= Snežana Stanimirović =

Serbian-American astronomer

Snežana Stanimirović is a Serbian-American radio astronomer whose research focuses on the interstellar medium and intergalactic medium, including neutral hydrogen clouds and the production of cosmic dust by supernovae. She is a professor of astronomy at the University of Wisconsin–Madison, and is also the author of a comic strip aimed at encouraging children to become scientists, Galaxy Scouts: Space-Ventures with Stella and Riley.

==Education and career==
Stanimirović is originally from Kruševac, Serbia (then part of Yugoslavia), moved to Surdulica as a child, and was a high school student at the Jovan Skerlić Gymnasium in Vladičin Han. Her work in astronomy began with high school participation in research at the Petnica Science Center. She graduated with honors in mathematics and astronomy from the University of Belgrade in 1995, and then went to Western Sydney University in Australia for doctoral study in astrophysics, completing her Ph.D. in 2000.

She completed postdoctoral research at the Arecibo Observatory through Cornell University from 1999 to 2002, and at the University of California, Berkeley from 2002 to 2006. She then joined the University of Wisconsin–Madison as an assistant professor of astronomy in 2006, was tenured as an associate professor in 2011, and promoted to full professor in 2015.

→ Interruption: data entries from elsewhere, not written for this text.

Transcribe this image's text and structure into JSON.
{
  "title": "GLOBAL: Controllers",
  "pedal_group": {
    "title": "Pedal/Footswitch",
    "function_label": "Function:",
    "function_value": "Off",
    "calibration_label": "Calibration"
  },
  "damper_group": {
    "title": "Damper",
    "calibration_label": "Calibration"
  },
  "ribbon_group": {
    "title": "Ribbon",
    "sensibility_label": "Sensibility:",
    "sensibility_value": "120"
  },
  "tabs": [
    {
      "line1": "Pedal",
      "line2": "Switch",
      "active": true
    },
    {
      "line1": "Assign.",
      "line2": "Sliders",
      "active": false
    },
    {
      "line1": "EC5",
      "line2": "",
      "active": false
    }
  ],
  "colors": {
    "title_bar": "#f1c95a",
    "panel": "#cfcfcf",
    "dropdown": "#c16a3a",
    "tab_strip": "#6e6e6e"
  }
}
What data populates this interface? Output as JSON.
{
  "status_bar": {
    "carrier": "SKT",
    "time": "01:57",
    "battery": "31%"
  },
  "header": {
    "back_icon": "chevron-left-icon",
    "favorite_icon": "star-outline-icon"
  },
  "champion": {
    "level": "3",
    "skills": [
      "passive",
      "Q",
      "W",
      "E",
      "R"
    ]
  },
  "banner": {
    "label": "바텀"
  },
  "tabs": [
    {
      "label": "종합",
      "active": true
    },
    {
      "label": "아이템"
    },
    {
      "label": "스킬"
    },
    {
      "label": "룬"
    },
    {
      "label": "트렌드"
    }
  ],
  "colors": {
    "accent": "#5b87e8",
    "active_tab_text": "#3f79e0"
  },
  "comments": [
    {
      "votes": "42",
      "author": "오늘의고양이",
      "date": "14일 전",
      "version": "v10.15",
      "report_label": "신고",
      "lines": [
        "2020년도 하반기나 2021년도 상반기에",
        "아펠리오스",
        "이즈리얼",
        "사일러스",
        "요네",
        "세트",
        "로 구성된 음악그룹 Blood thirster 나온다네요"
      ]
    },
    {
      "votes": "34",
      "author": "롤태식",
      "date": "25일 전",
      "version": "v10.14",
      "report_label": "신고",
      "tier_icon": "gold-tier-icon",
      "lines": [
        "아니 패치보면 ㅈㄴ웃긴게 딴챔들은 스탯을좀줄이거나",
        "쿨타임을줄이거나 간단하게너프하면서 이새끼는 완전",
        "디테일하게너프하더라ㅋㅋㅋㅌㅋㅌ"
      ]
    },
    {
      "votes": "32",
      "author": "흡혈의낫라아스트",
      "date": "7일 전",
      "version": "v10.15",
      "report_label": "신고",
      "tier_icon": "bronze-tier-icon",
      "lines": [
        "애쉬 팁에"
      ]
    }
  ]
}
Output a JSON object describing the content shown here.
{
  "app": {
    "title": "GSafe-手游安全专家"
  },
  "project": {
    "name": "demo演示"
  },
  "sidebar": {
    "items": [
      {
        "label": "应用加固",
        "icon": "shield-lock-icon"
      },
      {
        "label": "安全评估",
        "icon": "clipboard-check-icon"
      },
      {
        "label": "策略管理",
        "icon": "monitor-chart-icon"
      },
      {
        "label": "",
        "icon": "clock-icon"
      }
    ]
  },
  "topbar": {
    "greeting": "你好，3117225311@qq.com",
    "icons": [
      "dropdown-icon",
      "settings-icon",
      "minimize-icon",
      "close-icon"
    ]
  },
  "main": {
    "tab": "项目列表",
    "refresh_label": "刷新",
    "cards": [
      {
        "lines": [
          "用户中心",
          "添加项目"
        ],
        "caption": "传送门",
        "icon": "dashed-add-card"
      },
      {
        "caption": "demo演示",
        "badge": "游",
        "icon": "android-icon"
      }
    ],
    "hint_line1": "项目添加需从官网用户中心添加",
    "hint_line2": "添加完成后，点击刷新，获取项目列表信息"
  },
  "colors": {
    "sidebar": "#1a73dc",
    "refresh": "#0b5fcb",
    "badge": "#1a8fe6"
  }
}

Her research involves the use of the Australian Square Kilometre Array Pathfinder, a radio telescope array in Australia, and forms part of the Local Group L-Band Survey (LGLBS) project using the Karl G. Jansky Very Large Array in the southwestern US.

==Recognition==
Stanimirović was named as a Fellow of the American Association for the Advancement of Science in 2016, "for pioneering radio studies of interstellar gas in the Milky Way and the Magellanic Cloud and improving understanding of transitions between phases and the role of interstellar turbulence". She received a Guggenheim Fellowship in 2019.